Comics artist (1917–1994)

Morrie Brickman (July 24, 1917 – March 15, 1994) was an American cartoonist. His nationally syndicated comic strip The Small Society was published in over 300 papers, including 35 foreign publications.

==Biography==
Brickman was born in Chicago, Illinois. His career as an artist began slowly, as he worked odd jobs selling and repairing shoes, as a housekeeper for Esquire illustrator John Groth, and an advertising designer. With the money saved from this work, Brickman took classes at the School of the Art Institute of Chicago. Brickman was a commercial artist, creating illustrations for many companies. His most recognizable is Mr. Yoyo, the brand character for Duncan yoyos. He also wrote and illustrated books, including Don't Do It Yourself, about home repair.

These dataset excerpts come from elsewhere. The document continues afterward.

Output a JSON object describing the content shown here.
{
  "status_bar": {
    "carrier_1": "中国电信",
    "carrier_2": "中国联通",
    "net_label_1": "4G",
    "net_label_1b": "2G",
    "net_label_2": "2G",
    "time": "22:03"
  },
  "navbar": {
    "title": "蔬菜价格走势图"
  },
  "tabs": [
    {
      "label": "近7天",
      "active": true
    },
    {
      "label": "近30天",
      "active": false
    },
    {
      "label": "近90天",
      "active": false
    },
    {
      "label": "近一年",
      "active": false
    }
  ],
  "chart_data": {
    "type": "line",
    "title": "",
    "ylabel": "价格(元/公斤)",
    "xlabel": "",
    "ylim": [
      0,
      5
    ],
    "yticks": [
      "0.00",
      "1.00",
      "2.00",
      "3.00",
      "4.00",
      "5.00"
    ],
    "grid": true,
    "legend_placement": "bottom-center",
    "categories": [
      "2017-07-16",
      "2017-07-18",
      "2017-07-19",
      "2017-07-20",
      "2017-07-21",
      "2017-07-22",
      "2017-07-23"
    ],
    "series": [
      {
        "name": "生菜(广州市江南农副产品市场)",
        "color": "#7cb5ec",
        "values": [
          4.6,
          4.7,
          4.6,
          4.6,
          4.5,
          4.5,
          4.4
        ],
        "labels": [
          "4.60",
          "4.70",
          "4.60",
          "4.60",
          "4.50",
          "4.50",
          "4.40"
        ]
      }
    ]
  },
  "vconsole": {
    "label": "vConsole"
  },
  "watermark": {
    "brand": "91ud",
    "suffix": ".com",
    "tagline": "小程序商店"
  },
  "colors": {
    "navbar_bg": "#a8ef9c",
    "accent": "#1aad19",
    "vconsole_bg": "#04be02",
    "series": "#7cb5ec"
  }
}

Brickman created the acclaimed semi-autobiographical comic strip The Small Society in 1966, which ran in over 300 publications worldwide, distributed by the Washington Star Syndicate. According to his daughter, Harriet, the main character "Mensch was my father's alter-ego" and "Not incidentally, Mensch's wife's name was Shirl, the same as my mother's." In his profile in the July 1955 issue of Popular Science, he noted that his home workshop was the source of many of his cartoons. When he retired in 1985, the strip continued with art and script by Bill Yates. Brickman wrote a play entitled Coming of Age based on his experiences after finishing The Small Society.

Brickman married Shirley Kronenthal in 1945 and had two children: Harriet Brickman Raredon and Risky Business writer/director Paul Brickman. He died in Evanston, Illinois, on March 15, 1994.